I prayed to God, but my prayers were fearful. They were mostly just begging.

Hell followed me as a spectre into my teen years, when out of a misguided sense of wanting to be part of something I dove headfirst into being born again. I attended youth group once a week and services three times on Sundays. This was the time of the ever-present WWJD bracelets and t-shirts and I asked myself that question a lot. I wondered what Jesus would tell me, a teenager beginning to question why there were a million ways into the pit in this cosmic game of Snakes and Ladders but I could only be saved by a grace I never felt. I wondered how he would explain why God was everywhere but he felt so much further away than the people looking at me to make sure my skirt fell below the knee and my modest blouse didn’t show any hint of the body I hadn’t asked for. I wanted to ask why he thought the people who shouted at the top of their lungs about how they’d been washed in the blood of the lamb spent the rest of their time stage whispering about people who weren’t there.

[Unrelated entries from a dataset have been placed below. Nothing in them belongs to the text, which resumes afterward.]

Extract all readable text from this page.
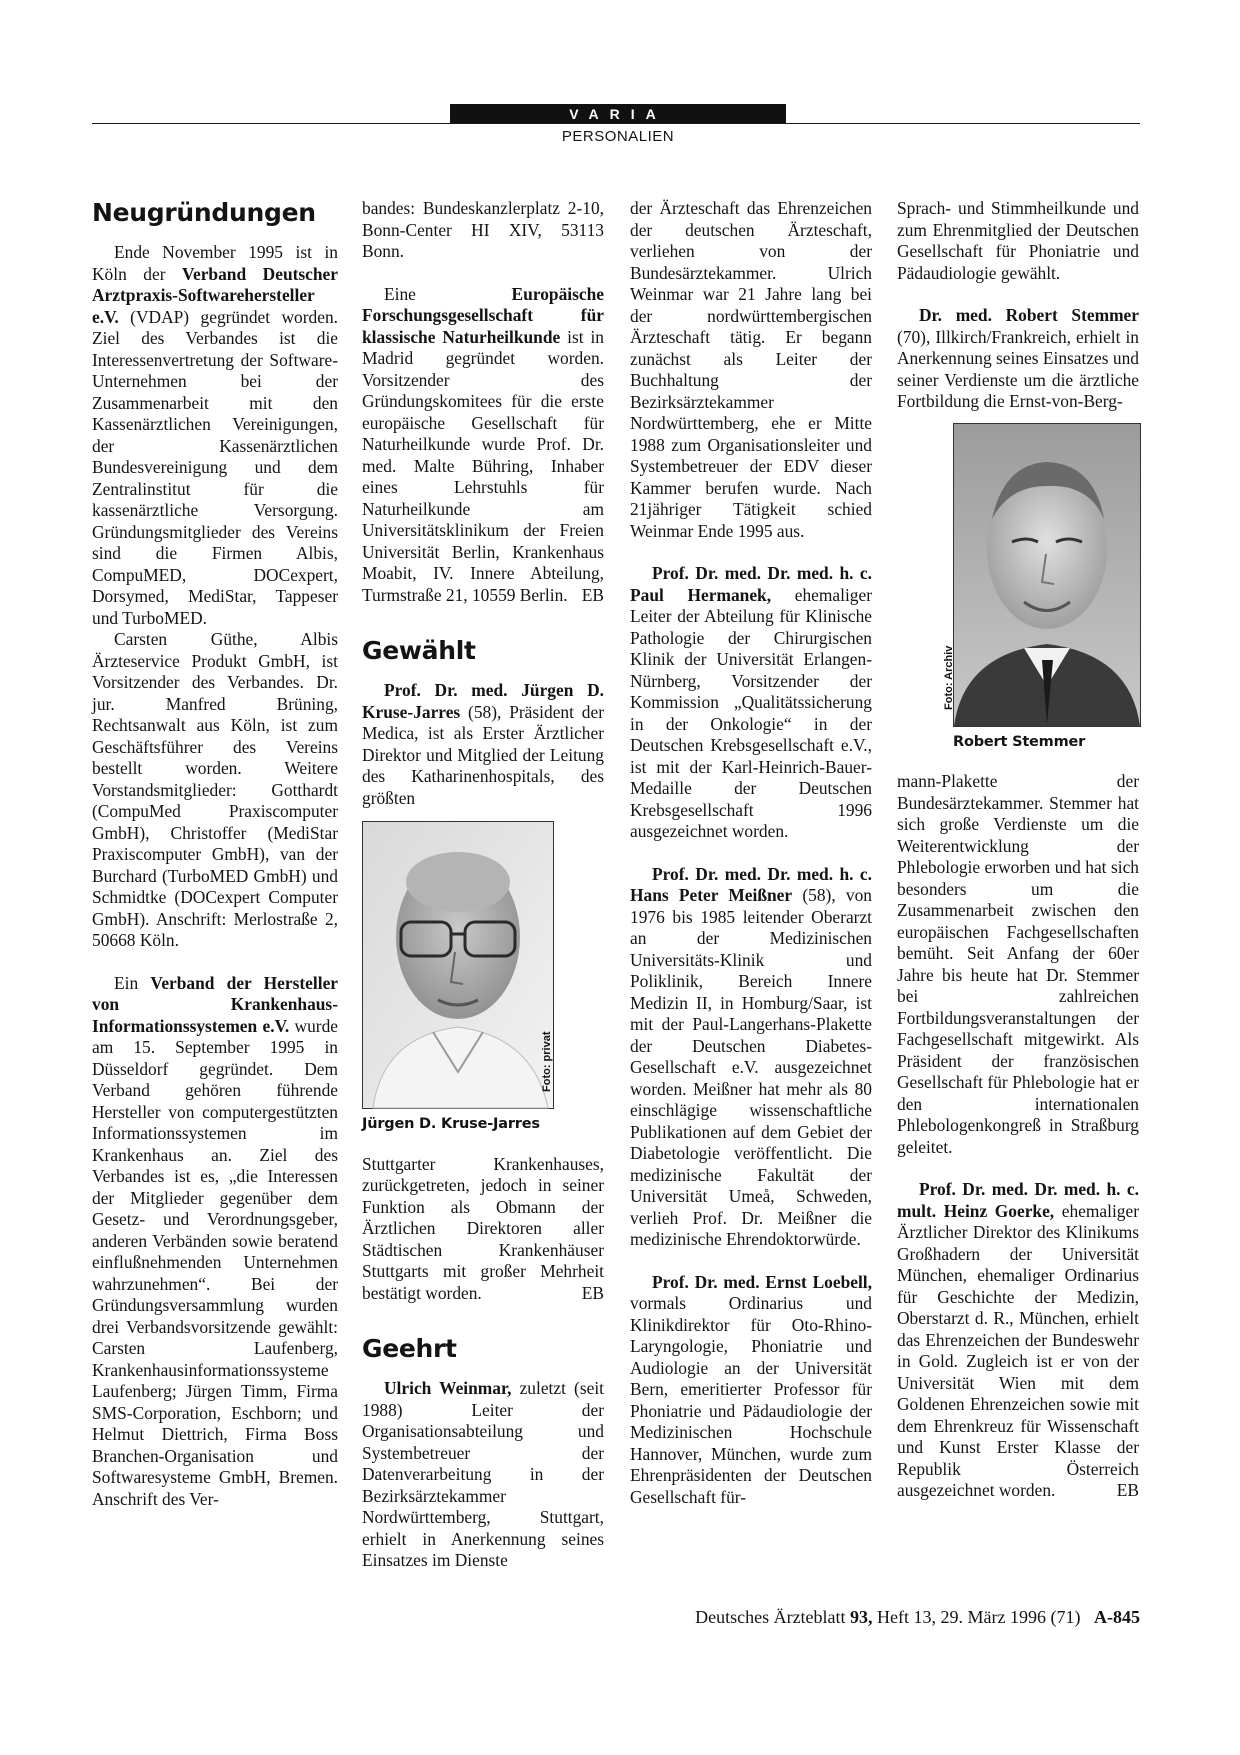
VARIA
PERSONALIEN
Neugründungen

Ende November 1995 ist in Köln der Verband Deutscher Arztpraxis-Softwarehersteller e.V. (VDAP) gegründet worden. Ziel des Verbandes ist die Interessenvertretung der Software-Unternehmen bei der Zusammenarbeit mit den Kassenärztlichen Vereinigungen, der Kassenärztlichen Bundesvereinigung und dem Zentralinstitut für die kassenärztliche Versorgung. Gründungsmitglieder des Vereins sind die Firmen Albis, CompuMED, DOCexpert, Dorsymed, MediStar, Tappeser und TurboMED.

Carsten Güthe, Albis Ärzteservice Produkt GmbH, ist Vorsitzender des Verbandes. Dr. jur. Manfred Brüning, Rechtsanwalt aus Köln, ist zum Geschäftsführer des Vereins bestellt worden. Weitere Vorstandsmitglieder: Gotthardt (CompuMed Praxiscomputer GmbH), Christoffer (MediStar Praxiscomputer GmbH), van der Burchard (TurboMED GmbH) und Schmidtke (DOCexpert Computer GmbH). Anschrift: Merlostraße 2, 50668 Köln.

Ein Verband der Hersteller von Krankenhaus-Informationssystemen e.V. wurde am 15. September 1995 in Düsseldorf gegründet. Dem Verband gehören führende Hersteller von computergestützten Informationssystemen im Krankenhaus an. Ziel des Verbandes ist es, „die Interessen der Mitglieder gegenüber dem Gesetz- und Verordnungsgeber, anderen Verbänden sowie beratend einflußnehmenden Unternehmen wahrzunehmen“. Bei der Gründungsversammlung wurden drei Verbandsvorsitzende gewählt: Carsten Laufenberg, Krankenhausinformationssysteme Laufenberg; Jürgen Timm, Firma SMS-Corporation, Eschborn; und Helmut Diettrich, Firma Boss Branchen-Organisation und Softwaresysteme GmbH, Bremen. Anschrift des Ver-

bandes: Bundeskanzlerplatz 2-10, Bonn-Center HI XIV, 53113 Bonn.

Eine Europäische Forschungsgesellschaft für klassische Naturheilkunde ist in Madrid gegründet worden. Vorsitzender des Gründungskomitees für die erste europäische Gesellschaft für Naturheilkunde wurde Prof. Dr. med. Malte Bühring, Inhaber eines Lehrstuhls für Naturheilkunde am Universitätsklinikum der Freien Universität Berlin, Krankenhaus Moabit, IV. Innere Abteilung, Turmstraße 21, 10559 Berlin. EB

Gewählt

Prof. Dr. med. Jürgen D. Kruse-Jarres (58), Präsident der Medica, ist als Erster Ärztlicher Direktor und Mitglied der Leitung des Katharinenhospitals, des größten

Foto: privat
Jürgen D. Kruse-Jarres

Stuttgarter Krankenhauses, zurückgetreten, jedoch in seiner Funktion als Obmann der Ärztlichen Direktoren aller Städtischen Krankenhäuser Stuttgarts mit großer Mehrheit bestätigt worden.	EB

Geehrt

Ulrich Weinmar, zuletzt (seit 1988) Leiter der Organisationsabteilung und Systembetreuer der Datenverarbeitung in der Bezirksärztekammer Nordwürttemberg, Stuttgart, erhielt in Anerkennung seines Einsatzes im Dienste

der Ärzteschaft das Ehrenzeichen der deutschen Ärzteschaft, verliehen von der Bundesärztekammer. Ulrich Weinmar war 21 Jahre lang bei der nordwürttembergischen Ärzteschaft tätig. Er begann zunächst als Leiter der Buchhaltung der Bezirksärztekammer Nordwürttemberg, ehe er Mitte 1988 zum Organisationsleiter und Systembetreuer der EDV dieser Kammer berufen wurde. Nach 21jähriger Tätigkeit schied Weinmar Ende 1995 aus.

Prof. Dr. med. Dr. med. h. c. Paul Hermanek, ehemaliger Leiter der Abteilung für Klinische Pathologie der Chirurgischen Klinik der Universität Erlangen-Nürnberg, Vorsitzender der Kommission „Qualitätssicherung in der Onkologie“ in der Deutschen Krebsgesellschaft e.V., ist mit der Karl-Heinrich-Bauer-Medaille der Deutschen Krebsgesellschaft 1996 ausgezeichnet worden.

Prof. Dr. med. Dr. med. h. c. Hans Peter Meißner (58), von 1976 bis 1985 leitender Oberarzt an der Medizinischen Universitäts-Klinik und Poliklinik, Bereich Innere Medizin II, in Homburg/Saar, ist mit der Paul-Langerhans-Plakette der Deutschen Diabetes-Gesellschaft e.V. ausgezeichnet worden. Meißner hat mehr als 80 einschlägige wissenschaftliche Publikationen auf dem Gebiet der Diabetologie veröffentlicht. Die medizinische Fakultät der Universität Umeå, Schweden, verlieh Prof. Dr. Meißner die medizinische Ehrendoktorwürde.

Prof. Dr. med. Ernst Loebell, vormals Ordinarius und Klinikdirektor für Oto-Rhino-Laryngologie, Phoniatrie und Audiologie an der Universität Bern, emeritierter Professor für Phoniatrie und Pädaudiologie der Medizinischen Hochschule Hannover, München, wurde zum Ehrenpräsidenten der Deutschen Gesellschaft für-

Sprach- und Stimmheilkunde und zum Ehrenmitglied der Deutschen Gesellschaft für Phoniatrie und Pädaudiologie gewählt.

Dr. med. Robert Stemmer (70), Illkirch/Frankreich, erhielt in Anerkennung seines Einsatzes und seiner Verdienste um die ärztliche Fortbildung die Ernst-von-Berg-

Foto: Archiv
Robert Stemmer

mann-Plakette der Bundesärztekammer. Stemmer hat sich große Verdienste um die Weiterentwicklung der Phlebologie erworben und hat sich besonders um die Zusammenarbeit zwischen den europäischen Fachgesellschaften bemüht. Seit Anfang der 60er Jahre bis heute hat Dr. Stemmer bei zahlreichen Fortbildungsveranstaltungen der Fachgesellschaft mitgewirkt. Als Präsident der französischen Gesellschaft für Phlebologie hat er den internationalen Phlebologenkongreß in Straßburg geleitet.

Prof. Dr. med. Dr. med. h. c. mult. Heinz Goerke, ehemaliger Ärztlicher Direktor des Klinikums Großhadern der Universität München, ehemaliger Ordinarius für Geschichte der Medizin, Oberstarzt d. R., München, erhielt das Ehrenzeichen der Bundeswehr in Gold. Zugleich ist er von der Universität Wien mit dem Goldenen Ehrenzeichen sowie mit dem Ehrenkreuz für Wissenschaft und Kunst Erster Klasse der Republik Österreich ausgezeichnet worden.	EB

Deutsches Ärzteblatt 93, Heft 13, 29. März 1996 (71) A-845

At thirteen, with what felt like all the seven deadly sins upon me at once, the flames of hellfire were licking at my heels every time I went through those doors. So I closed them and didn’t look back for many years. But when I moved away, and I brought that well-worn Bible with me. It has followed me to different towns and provinces. It’s often been dusty, but it’s always on my bookshelf. In times of hopelessness and despair, I open it and it comforts me.

There is no dust on it these days.

I stood at the front of a church two years ago and held my baby daughter tight as I promised to show her what the promise of God’s love meant. It’s a promise I should never have made, because I can’t presume to know what it means. But I have tried to show her the things that have always made me feel close to the idea of God. Never in my life has that meant church. Not once have I ever sat in my safe, sheltered bubble of people just like me and felt like I was living out whatever purpose I have been given. Just like I don’t believe, never have believed that the circumstances of my birth meant I deserved hell, I can’t allow myself to become complacent with the idea that my privilege means I deserve paradise. As the old parable says, “To whomever much is given, of him will much be required; and to whom much was entrusted, of him more will be asked.”

We have been asked to welcome the stranger, to comfort the grieving, to feed and clothe the hungry. We have been asked to love our neighbour as we love ourselves. And we have been asked to fear not, even in the valley of the shadow of death. I cannot ask to be granted grace. I can only go out and try to find it.